Third Circuit Permits Extra-Strong Restrictive Covenants for Extra-Good Employees

In a recent “precedential” opinion, the Third Circuit, applying New Jersey law, approved an employer’s use of an additional, extra-stringent restrictive covenant for its high-performing salespeople, subject to careful blue lining by the court to ensure that the covenant does not create an unreasonable burden for the employees.

ADP, LLC, the well-known provider of payroll and other human resources services, required its new sales employees, as a condition of employment, to sign a Sales Representative Agreement and a Non-Disclosure Agreement. Together, the two agreements essentially prohibited the employee, for one year after the termination of employment, from soliciting ADP customers “with which the Employee was involved or exposed” while employed at ADP.

Once employed, ADP’s sales staff could earn stock awards by meeting certain sales targets. But to receive an award, the employee had to sign a third agreement, a Restrictive Covenant Agreement, which imposed still more post-employment restrictions on the employee. Among other things, the Restrictive Covenant Agreement essentially prohibited the employee for two years after termination from soliciting all current and prospective ADP customers, whether or not the employee was “involved or exposed” to the customer while employed by ADP. The Restrictive Covenant Agreement also contained a geographic restriction, which essentially prohibited the employee from competing against ADP in the same geographic area where the employee worked for ADP.

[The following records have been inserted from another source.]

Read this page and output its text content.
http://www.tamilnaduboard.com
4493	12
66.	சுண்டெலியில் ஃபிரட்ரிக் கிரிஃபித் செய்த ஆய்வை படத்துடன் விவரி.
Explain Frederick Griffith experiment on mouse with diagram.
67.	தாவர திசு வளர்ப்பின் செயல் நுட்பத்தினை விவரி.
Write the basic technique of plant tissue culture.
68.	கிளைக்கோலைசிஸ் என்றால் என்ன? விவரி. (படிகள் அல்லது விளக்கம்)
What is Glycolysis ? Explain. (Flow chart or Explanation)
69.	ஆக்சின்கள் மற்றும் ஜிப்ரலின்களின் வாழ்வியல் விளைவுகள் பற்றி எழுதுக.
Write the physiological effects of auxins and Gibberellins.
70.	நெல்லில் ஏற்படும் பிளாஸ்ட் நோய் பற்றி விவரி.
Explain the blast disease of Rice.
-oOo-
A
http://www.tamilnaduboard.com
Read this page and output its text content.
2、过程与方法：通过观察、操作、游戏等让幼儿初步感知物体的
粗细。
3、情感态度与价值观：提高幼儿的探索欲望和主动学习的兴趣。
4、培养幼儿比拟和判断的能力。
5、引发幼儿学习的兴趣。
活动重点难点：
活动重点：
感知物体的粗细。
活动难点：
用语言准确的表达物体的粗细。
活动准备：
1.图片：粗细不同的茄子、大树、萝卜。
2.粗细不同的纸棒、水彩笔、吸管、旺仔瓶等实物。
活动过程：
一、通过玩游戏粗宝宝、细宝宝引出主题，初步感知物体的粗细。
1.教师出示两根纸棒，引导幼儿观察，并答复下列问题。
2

Two ADP employees voluntarily terminated their employment with ADP and began working for an ADP competitor. ADP sought an injunction enforcing the more onerous restrictions of the Restrictive Covenant Agreement; the employees apparently were in compliance with the less onerous restrictions of the Sales Representative and Non-Disclosure Agreements.

The District Court denied the injunction, finding that ADP was not likely to prove that the restrictions in the Restrictive Covenant Agreement were designed to protect ADP’s legitimate interests of protecting its customer relationships and proprietary information. Those interests, the District Court found, were already protected by the restrictions contained in the Sales Representative and Non-Disclosure Agreements. Thus, the District Court concluded that the Restrictive Covenant Agreement was an unjustified, and therefore unenforceable, restraint on competition.

The Third Circuit disagreed, reasoning that ADP’s high-performing sales personnel pose a greater threat to ADP’s customer relationships than lower-performing sales personnel do and that ADP therefore had a legitimate interest in imposing more onerous restrictions on the high-performing employees. The Court also remarked that ADP’s two-tiered approach imposed less restraint on competition than a single-tiered approach that imposed the heightened restraints of the Restrictive Covenant Agreement on all ADP sales staff.

The Third Circuit did acknowledge, however, that the restraints in the Restrictive Covenant Agreement may impose an undue burden on the former employees. But the appropriate judicial response, according to the Court, is not to strike the agreement down entirely, but instead to blue line the agreement to make it reasonable and not excessively burdensome. In fact, ADP conceded that the Restrictive Covenant Agreement’s non-solicitation should be modified so that it is limited to customers about whom the employees gained knowledge during their employment with ADP. The Court thus remanded the matter to the District Court to blue line the Restrictive Covenant Agreement.